The intense Anglican public and parliamentary opposition to the 1839 scheme obliged the government to give way on several major points. The unpopular Normal School project was abandoned at an early stage and after prolonged negotiations the government agreed in 1840 to appoint inspectors only with the approval of the diocesan bishops and to revert to the old system of allotting educational grants in proportion to voluntary subscriptions. The concessions were felt by many Dissenters to be a defeat and began a stead movement of Dissenting opinion away from the idea of a state system and back to the old voluntary principle. At the same time the powers and pretensions of the Church demonstrated in 1839 further inflamed sectarian animosity. The hostility and defensiveness exhibited in the resolution printed below which marked the Dissenting attitude towards the Established Church in the early years of Victoria's reign were given further expression by various developments in the next few years: the Religious Freedom Society (1839), the Nonconformist Weekly founded (1841) to promote disestablishment, and the Anti-State Church Association (1844).

The Rev. John Hoppus was Congregational minister at Carter Street Chapel, London, and professor of philosophy and logic at University College, London University, since 1829.

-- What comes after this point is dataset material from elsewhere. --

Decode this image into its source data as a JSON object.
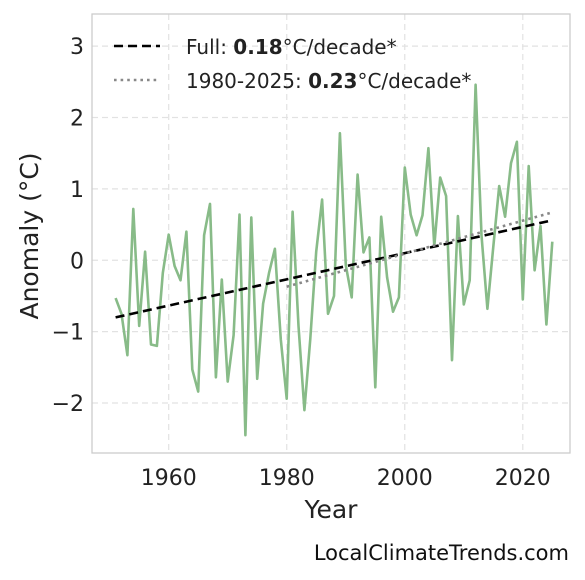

RESOLUTIONS OF THE GENERAL BODY OF DISSENTING MINISTERS

At a special meeting, held at the Congregational Library, Finsbury, of the Three Denominations, in and about the Cities of London and Westminster, on the 6th of March, 1840, the Rev. Professor Hoppus, Doc. Philos. in the Chair, the following resolutions were unanimously adopted: –

National Education
  1. That the number of petitions presented of late to both Houses of Parliament, declaring the established clergy to be the persons in whom the superintendence of any system of national education should be mainly vested, exhibit an attempt to revive a long obsolete branch of priestly power, betraying a spirit as arrogant as it is unjust, and that should be resisted to the utmost, not only by the Protestant Dissenter, but by every friend to general liberty; that, as a matter of expediency, we should regard the placing of a system of that nature in such hands as tending rather to perpetuate than to remove the popular ignorance, discontent and irreligion, and as adapted to strengthen every prejudice unfavourable to our intelligence, virtue, and greatness, as a people: that, on the ground of justice, we are no less convinced that if any portion of the public money be granted for such purposes, it should be for the advancement of that secular education concerning which all are agreed, and not for education in religion, on which we are so much divided, and which, in such cases, will be best provided for in being left to the Judgment of persons locally interested in school management: that we accordingly hail with peculiar satisfaction the fixed resolution evinced by her Majesty's Ministers to proceed upon these principles in the application of the late grant for this object.